The most conspicuous development in rural housing during the postindependence years has been the One Thousand Socialist Villages program undertaken in 1972 in conjunction with the agrarian revolution program. Socialist villages represented a pilot plan for improving rural housing. According to the plan, each village would have a population of as many as 1,500 people housed in 200 individual units, together with schools and clinics. Each unit was to have three rooms and would be provided with electricity, heat, and running water. By mid-1979 about 120 such villages had been completed. Although the villages had much to commend them, the program has done little to slow migration to urban areas.
In the mid-1980s, urban housing varied from the most modern apartment buildings and private dwellings of concrete and glass to crowded shantytowns. The cities had grown so rapidly that the small-windowed walls and courtyards of the medinas occupied only a small fraction of the urban area. The most common rural dwellings are called gourbi, some of which are mere huts constructed of mud and branches. Others are more solidly built, having walls of stone or clay and containing several rooms. Tiled or tin roofs are usually flat; but in parts of eastern Algeria subject to heavy rainfall or winter snows, the roofs are steeply slanted.

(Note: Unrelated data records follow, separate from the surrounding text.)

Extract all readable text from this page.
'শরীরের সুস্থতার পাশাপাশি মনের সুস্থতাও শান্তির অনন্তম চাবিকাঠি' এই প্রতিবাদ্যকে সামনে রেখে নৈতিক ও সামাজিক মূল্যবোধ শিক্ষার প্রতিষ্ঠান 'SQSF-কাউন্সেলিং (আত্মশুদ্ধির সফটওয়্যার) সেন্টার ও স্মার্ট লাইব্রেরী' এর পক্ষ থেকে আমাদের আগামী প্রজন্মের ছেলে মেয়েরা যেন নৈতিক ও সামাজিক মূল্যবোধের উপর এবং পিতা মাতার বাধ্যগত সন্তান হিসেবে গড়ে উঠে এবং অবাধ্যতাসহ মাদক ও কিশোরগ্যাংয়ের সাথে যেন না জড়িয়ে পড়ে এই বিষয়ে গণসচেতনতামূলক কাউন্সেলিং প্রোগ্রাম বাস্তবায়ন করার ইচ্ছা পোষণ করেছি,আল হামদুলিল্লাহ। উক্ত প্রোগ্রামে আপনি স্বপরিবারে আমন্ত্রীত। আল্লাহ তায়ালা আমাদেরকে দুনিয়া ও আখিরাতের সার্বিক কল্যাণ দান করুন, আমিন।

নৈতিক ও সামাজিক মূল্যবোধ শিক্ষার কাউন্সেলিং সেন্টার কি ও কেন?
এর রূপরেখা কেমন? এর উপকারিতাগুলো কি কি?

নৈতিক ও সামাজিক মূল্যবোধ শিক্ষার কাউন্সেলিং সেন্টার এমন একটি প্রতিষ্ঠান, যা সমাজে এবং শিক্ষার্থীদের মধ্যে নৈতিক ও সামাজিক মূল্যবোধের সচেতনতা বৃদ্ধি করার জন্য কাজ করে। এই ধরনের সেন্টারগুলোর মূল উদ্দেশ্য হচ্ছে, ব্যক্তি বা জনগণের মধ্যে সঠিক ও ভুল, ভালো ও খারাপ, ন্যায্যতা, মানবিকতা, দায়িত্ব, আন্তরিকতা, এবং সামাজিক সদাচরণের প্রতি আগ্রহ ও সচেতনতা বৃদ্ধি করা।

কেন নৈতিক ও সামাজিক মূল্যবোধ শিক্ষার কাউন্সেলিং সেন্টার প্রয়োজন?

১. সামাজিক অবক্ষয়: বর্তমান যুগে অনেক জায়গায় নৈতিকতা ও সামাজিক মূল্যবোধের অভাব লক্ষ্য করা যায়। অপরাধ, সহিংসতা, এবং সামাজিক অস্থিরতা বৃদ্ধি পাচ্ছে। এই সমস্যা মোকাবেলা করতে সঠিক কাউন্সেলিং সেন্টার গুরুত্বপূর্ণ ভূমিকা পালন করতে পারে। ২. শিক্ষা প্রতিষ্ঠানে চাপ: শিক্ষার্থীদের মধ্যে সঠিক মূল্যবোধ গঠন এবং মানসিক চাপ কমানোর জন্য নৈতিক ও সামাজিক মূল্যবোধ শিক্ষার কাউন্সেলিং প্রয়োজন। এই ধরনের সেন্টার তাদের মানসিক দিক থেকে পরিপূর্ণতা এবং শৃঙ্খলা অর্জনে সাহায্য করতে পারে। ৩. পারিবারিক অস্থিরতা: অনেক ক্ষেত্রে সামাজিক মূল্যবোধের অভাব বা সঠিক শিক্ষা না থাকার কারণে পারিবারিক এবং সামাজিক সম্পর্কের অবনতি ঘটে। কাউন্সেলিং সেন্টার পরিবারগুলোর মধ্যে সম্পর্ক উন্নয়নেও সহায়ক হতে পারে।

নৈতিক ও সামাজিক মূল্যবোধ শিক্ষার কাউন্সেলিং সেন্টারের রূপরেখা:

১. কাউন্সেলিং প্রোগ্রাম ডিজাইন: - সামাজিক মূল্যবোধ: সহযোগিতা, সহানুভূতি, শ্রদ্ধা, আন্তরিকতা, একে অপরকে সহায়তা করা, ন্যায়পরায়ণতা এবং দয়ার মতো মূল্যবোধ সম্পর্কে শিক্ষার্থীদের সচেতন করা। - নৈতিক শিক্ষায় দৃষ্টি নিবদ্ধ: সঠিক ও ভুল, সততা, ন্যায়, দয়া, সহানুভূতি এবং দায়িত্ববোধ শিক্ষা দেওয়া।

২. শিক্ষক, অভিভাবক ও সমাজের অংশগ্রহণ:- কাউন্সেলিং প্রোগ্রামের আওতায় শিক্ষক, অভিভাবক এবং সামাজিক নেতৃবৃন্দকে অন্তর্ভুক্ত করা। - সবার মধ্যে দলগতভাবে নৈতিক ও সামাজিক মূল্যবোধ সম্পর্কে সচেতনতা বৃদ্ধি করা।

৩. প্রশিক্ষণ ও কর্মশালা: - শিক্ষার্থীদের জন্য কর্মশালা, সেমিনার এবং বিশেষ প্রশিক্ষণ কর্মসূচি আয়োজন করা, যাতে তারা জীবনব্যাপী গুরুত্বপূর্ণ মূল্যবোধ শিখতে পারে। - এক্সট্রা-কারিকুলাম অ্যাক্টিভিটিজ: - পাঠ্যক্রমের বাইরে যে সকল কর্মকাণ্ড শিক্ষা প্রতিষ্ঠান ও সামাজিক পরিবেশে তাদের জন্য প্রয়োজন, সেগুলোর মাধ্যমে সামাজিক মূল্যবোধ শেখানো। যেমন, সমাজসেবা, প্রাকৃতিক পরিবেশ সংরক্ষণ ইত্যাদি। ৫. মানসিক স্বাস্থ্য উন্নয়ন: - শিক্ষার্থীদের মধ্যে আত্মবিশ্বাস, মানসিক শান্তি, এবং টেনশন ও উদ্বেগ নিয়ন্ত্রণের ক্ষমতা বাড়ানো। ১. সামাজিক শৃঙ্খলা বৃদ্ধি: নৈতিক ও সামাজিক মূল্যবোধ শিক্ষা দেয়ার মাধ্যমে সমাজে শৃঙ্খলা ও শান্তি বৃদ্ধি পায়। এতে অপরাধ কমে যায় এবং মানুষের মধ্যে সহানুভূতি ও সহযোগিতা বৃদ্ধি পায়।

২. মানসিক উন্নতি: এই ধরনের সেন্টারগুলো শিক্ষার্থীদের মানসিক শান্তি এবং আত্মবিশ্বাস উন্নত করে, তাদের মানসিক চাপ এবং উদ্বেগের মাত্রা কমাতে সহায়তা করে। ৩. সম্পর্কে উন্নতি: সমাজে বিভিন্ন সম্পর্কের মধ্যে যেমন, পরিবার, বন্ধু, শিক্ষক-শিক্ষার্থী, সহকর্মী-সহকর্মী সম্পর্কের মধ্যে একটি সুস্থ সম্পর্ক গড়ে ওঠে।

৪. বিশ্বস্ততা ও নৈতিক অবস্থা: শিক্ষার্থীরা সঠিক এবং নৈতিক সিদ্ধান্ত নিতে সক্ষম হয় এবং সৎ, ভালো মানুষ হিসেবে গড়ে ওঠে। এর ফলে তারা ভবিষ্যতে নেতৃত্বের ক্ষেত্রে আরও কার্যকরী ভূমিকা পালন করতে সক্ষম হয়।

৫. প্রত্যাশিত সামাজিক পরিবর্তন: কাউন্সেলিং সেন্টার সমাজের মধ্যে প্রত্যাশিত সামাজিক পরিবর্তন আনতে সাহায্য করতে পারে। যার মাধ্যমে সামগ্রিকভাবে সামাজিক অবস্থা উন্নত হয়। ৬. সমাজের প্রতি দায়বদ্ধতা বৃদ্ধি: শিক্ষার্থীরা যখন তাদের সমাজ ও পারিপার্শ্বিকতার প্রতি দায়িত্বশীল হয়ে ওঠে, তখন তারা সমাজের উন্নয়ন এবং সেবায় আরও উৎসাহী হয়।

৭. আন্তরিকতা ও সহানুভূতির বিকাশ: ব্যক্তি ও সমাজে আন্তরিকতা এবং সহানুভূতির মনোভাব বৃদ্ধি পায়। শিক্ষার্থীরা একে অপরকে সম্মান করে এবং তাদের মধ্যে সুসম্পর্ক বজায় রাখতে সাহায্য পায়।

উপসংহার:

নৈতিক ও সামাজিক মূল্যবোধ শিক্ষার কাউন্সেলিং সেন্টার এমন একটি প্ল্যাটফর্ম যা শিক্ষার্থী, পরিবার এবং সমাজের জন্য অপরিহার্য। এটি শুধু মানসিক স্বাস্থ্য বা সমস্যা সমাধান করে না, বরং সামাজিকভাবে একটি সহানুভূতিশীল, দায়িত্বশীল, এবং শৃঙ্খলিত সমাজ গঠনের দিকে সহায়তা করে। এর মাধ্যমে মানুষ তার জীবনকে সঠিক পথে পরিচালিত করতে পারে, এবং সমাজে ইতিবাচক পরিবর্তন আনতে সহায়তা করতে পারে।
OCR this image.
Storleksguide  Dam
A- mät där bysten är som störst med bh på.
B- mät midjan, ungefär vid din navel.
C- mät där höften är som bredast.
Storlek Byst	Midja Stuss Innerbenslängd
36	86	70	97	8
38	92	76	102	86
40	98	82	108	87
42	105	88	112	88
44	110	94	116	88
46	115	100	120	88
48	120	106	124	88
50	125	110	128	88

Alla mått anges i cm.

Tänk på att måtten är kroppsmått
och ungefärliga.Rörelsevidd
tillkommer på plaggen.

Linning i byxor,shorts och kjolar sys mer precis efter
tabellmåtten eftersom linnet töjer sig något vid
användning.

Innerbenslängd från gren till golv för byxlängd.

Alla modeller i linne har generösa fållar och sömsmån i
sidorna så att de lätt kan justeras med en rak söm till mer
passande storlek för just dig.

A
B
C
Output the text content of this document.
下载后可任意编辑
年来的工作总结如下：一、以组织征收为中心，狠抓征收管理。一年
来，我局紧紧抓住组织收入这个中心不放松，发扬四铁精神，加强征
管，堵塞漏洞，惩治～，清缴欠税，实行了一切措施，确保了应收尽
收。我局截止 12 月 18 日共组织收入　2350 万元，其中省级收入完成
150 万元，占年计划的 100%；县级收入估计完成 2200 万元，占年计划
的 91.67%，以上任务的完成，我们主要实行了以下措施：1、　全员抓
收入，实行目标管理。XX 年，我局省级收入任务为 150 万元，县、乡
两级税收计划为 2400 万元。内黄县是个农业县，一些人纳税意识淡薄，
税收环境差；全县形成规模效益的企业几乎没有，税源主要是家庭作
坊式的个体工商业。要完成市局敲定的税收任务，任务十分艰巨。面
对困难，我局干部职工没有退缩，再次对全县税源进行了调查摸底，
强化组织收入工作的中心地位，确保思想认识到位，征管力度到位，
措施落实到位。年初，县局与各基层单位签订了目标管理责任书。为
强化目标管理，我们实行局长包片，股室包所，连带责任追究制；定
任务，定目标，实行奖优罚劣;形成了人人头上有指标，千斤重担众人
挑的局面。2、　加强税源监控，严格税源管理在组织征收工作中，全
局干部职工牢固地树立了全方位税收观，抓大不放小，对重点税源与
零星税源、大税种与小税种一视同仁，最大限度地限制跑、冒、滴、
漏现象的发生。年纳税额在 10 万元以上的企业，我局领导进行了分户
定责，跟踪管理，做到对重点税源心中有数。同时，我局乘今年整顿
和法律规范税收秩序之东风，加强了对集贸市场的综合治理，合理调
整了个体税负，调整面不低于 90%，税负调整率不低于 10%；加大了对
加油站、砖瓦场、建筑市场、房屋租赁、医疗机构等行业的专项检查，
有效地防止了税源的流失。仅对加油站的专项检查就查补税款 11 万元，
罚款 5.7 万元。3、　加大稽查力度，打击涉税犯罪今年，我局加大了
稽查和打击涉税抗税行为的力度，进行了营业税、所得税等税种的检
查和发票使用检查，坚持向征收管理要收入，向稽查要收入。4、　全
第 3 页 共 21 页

As a consequence of the heavy urban migration of early postindependence years, entire gourbi settlements appeared in Annaba and other coastal cities. During this period, the Kabylie region was the only part of Algeria to enjoy a housing boom. A large majority of the emigrant laborers in France were Berbers from the Kabylie, and the funds remitted by them to their families at home made the surge of building possible in this generally impoverished region.
Significant changes have occurred in Algeria in the last decade in the sectors of health, education, and welfare. The increase in health care facilities and the general upgrading of health services have met the needs of the very young Algerian population. The education system also has undergone major reforms and has become more responsive to the economic and social needs of Algerian society. However, the housing shortage, which worsened in the 1980s, has become critical in the 1990s. Private sector involvement may alleviate this shortage as it plays a larger role in the economy. Another major problem confronting the nation is that of unemployment, particularly among younger workers. Thus, despite Algeria's achievements in some areas, the country in 1993 was facing a number of difficult societal pressures that, combined with militant religious forces and economic difficulties, posed ongoing challenges to the government.
One of the best and most comprehensive recent studies on Algerian history and society is John Ruedy's Modern Algeria: The Origins and Development of a Nation. Of particular importance are Ruedy's descriptions of the structure of the society and how it changed as a result of the political and economic upheavals that shook the country, especially in the nineteenth and twentieth century. Two older studies, John P. Entelis's Algeria: The Revolution Institutionalized and the study edited by I. William Zartman, Man, State, and Society in the Contemporary Maghrib, remain of critical importance to an understanding of present-day Algerian society. A number of French writers such as Jean-Claude Vatin, Rémy Leveau, and Jean Leca have written extensively on Algerian society and are essential reading.
World Bank reports contain have the latest information and statistics on major development indicators in Algeria; they have contributed greatly to this chapter. Some excellent articles on Algeria also have appeared in publications such as the Middle East Journal, Third World Quarterly, Annals of the Academy of Political and Social Sciences, and Annuaire de l'Afrique du Nord.